7. Create seatunnel-cluster.ymlas follows:


apiVersion: v1
kind: Service
metadata:
  name: seatunnel
spec:
  selector:
    app: seatunnel
  ports:
  - port: 5801
    name: seatunnel
  clusterIP: None
---
apiVersion: apps/v1
kind: StatefulSet
metadata:
  name: seatunnel
  annotations:
    configmap.reloader.stakater.com/reload: "hazelcast,hazelcast-client,seatunnelmap"
spec:
  serviceName: "seatunnel"
  replicas: 3
  selector:
    matchLabels:
      app: seatunnel
  template:
    metadata:
      labels:
        app: seatunnel
    spec:
      containers:
        - name: seatunnel
          image: seatunnel:2.3.3
          imagePullPolicy: IfNotPresent
          ports:
            - containerPort: 5801
              name: client
          command: ["/bin/sh","-c","/opt/seatunnel/bin/seatunnel-cluster.sh -DJvmOption=-Xms2G -Xmx2G"]
          resources:
            limits:
              cpu: "1"
              memory: 4G
            requests:
              cpu: "1"
              memory: 2G
          volumeMounts:
            - mountPath: "/opt/seatunnel/config/hazelcast.yaml"
              name: hazelcast
              subPath: hazelcast.yaml
            - mountPath: "/opt/seatunnel/config/hazelcast-client.yaml"
              name: hazelcast-client
              subPath: hazelcast-client.yaml
            - mountPath: "/opt/seatunnel/config/seatunnel.yaml"
              name: seatunnelmap
              subPath: seatunnel.yaml
      volumes:
        - name: hazelcast
          configMap:
            name: hazelcast
        - name: hazelcast-client
          configMap:
            name: hazelcast-client
        - name: seatunnelmap
          configMap:
            name: seatunnelmap


8. Execute:

kubectl apply -f seatunnel-cluster.yml


9. Modify the configuration in config maps:

kubectl edit cm hazelcast
Modify the cluster address.
Here, headless service access mode is used.
The general format for pod-to-pod communication is <pod-name>.<service-name>.<namespace>.svc.cluster.local


Example:

  • seatunnel-0.seatunnel.default.svc.cluster.local
  • seatunnel-1.seatunnel.default.svc.cluster.local
  • seatunnel-2.seatunnel.default.svc.cluster.local

Reminder: Use spaces instead of tabs. Otherwise, it will cause errors.
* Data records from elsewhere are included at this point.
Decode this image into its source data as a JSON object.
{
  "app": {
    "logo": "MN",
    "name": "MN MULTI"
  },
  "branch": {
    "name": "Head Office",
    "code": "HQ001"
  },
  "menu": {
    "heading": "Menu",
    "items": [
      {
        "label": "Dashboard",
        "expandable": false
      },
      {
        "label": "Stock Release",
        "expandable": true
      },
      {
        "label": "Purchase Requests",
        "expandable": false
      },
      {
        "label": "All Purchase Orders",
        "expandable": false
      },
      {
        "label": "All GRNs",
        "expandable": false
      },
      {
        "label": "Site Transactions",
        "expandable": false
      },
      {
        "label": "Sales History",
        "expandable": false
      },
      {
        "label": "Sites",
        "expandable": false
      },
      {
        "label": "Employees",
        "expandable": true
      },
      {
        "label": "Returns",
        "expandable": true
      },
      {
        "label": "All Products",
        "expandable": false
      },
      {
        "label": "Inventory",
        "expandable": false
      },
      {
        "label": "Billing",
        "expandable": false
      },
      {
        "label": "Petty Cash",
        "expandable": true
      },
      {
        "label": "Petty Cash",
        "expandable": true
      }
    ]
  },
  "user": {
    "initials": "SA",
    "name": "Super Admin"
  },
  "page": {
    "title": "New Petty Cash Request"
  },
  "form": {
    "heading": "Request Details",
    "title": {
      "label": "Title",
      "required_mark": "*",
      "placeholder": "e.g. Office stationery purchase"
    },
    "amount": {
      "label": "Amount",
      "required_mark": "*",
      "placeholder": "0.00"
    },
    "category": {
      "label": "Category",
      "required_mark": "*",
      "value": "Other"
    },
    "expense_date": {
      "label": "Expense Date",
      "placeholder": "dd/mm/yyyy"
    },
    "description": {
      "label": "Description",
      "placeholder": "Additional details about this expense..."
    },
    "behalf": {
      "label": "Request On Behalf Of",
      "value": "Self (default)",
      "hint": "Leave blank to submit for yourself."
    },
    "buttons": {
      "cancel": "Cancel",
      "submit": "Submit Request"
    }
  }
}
kubectl edit cm hazelcast-client


kubectl edit cm seatunnelmap


Modify it to your own HDFS address.

10. You can see the following result:


11. After all nodes have finished updating and are running, you canenter the container to check if the paths have been modified:

kubectl exec -it seatunnel-0 /bin/bash
cat config/hazelcast.yaml


12. Check the logs inside the container:


tail -200f logs/seatunnel-engine-server.log


We can see that the cluster is running normally.


13. Run tasks:

You can open a new connection, log in to another pod node, and execute tasks to test the cluster:


kubectl exec -it seatunnel-1 /bin/bash
bin/seatunnel.sh --config config/v2.streaming.conf.template

We can see that tasks have also started running in other pods.


That’s all for running the Zeta engine in cluster mode with SeaTunnel on Kubernetes!